Что происходило в душе Василия Христофоровича и что для себя этот человек решил, она не знала и даже не пыталась вообразить. Этого не знал никто, но со стороны механик не выглядел ни разъяренным, ни оскорбленным. Он был тих и разве что очень задумчив, и от его задумчивости Вере Константиновне становилось еще жутче, чем от чтения петербургских газет. Если бы она ведала о мечте своего супруга уподобиться механизмам, то наверняка решила бы, что это намерение он наконец осуществил, правда, получившийся в итоге аппарат был неясно для каких целей сконструирован, и еще менее понятно, как можно было им пользоваться. Почти неверная жена, она была уверена, что драма на прогулке вдоль проклятой реки окончится кровью, и не сомневалась, что муж убьет и ее, и того, с кем она ему едва не изменила. За несколько лет совместной жизни с Комиссаровым Вера Константиновна ничего в нем не поняла, кроме одного: оскорбления, а тем более подобного оскорбления, этот человек не потерпит и ни за что ее не простит. Но муж стерпел (первые удары она в расчет не брала, справедливо положив, что это ей за падчерицу, а не за любовника), и она почувствовала нечто вроде разочарования, которое скоро сменилось новым страхом. Нет, лучше бы не стерпел, лучше колотил бы каждый день, устроил бы допрос с пристрастием, и она рассказала бы ему обо всем, что было, и о том, чего не было, на худой конец лучше б напился, загулял, выгнал ее вон из дома, отправил к родителям в Воткинск, но только не молчал так страшно, как он молчал…
Он молчал все время, пока из-за Ули они оставались в деревне и сидели в запертом доме, как в осаде, молчал, когда с большими осторожностями они возвращались на переполненном поезде в Петербург и механик не отходил от дочери, а жене не позволял к ней приближаться, хотя в уходе за раненой девочкой были вещи, которые сподручнее было бы делать ей. Он не сказал ни слова, когда, измученные, они наконец добрались до своей квартиры и обнаружили, что за время отсутствия у них кто-то побывал, залез в женский гардероб и переворошил его, но не взял ничего, кроме желтого холстинкового платья. Вере Константиновне это ограбление показалось настолько смешным и нелепым, что она лишь отстраненно пожалела воришку, который, должно быть, сильно разочаровался, обнаружив ее убогие наряды, и от отчаяния унес несчастное платье.

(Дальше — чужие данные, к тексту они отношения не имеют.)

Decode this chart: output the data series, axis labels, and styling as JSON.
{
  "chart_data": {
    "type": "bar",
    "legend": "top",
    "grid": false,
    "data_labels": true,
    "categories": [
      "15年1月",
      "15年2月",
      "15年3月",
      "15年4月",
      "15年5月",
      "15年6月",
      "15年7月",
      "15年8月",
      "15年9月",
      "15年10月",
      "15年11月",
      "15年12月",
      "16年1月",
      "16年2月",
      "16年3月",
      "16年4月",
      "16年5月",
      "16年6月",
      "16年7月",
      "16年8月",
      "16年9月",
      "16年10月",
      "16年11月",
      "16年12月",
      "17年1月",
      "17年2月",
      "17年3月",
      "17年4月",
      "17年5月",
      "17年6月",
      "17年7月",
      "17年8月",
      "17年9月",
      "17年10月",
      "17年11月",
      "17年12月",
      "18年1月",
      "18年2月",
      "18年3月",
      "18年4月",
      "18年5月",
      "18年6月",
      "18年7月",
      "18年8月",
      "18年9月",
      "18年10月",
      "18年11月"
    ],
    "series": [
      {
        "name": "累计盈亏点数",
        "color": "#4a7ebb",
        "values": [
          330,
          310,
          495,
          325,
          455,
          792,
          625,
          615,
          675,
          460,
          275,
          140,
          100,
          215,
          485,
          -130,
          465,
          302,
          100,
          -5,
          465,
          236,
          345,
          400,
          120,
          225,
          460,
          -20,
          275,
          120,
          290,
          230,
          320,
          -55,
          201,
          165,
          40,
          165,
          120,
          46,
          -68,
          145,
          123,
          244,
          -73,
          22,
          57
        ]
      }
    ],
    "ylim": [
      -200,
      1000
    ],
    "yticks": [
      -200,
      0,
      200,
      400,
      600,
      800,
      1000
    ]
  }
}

Однако муж и здесь повел себя так, как она меньше всего ожидала. Он не стал вызывать полицию, не спрашивал ничего ни у соседей, ни у дворника, но исполнил ее мечту, выдав ей столько денег, сколько она никогда в руках не держала, и велел купить платьев, белья и шляпок по своему усмотрению. Когда же Вера Константиновна возразила, что ей сейчас не до нарядов, да и время не то, чтобы делать покупки, а про себя подумала: куда с синяками пойдет? — Василий Христофорович зыркнул на нее так, что она на полусогнутых побежала в опустевшие по случаю войны модные лавки на Невском и поспешно, как преступница, без примерки набрала первых попавшихся вещей, точно заглотнула за пять минут изысканный обед. Потом неумело расплатилась и провожаемая насмешливыми взглядами вышколенных служащих и манекенов, нагруженная коробками поехала на угрюмом извозчике домой.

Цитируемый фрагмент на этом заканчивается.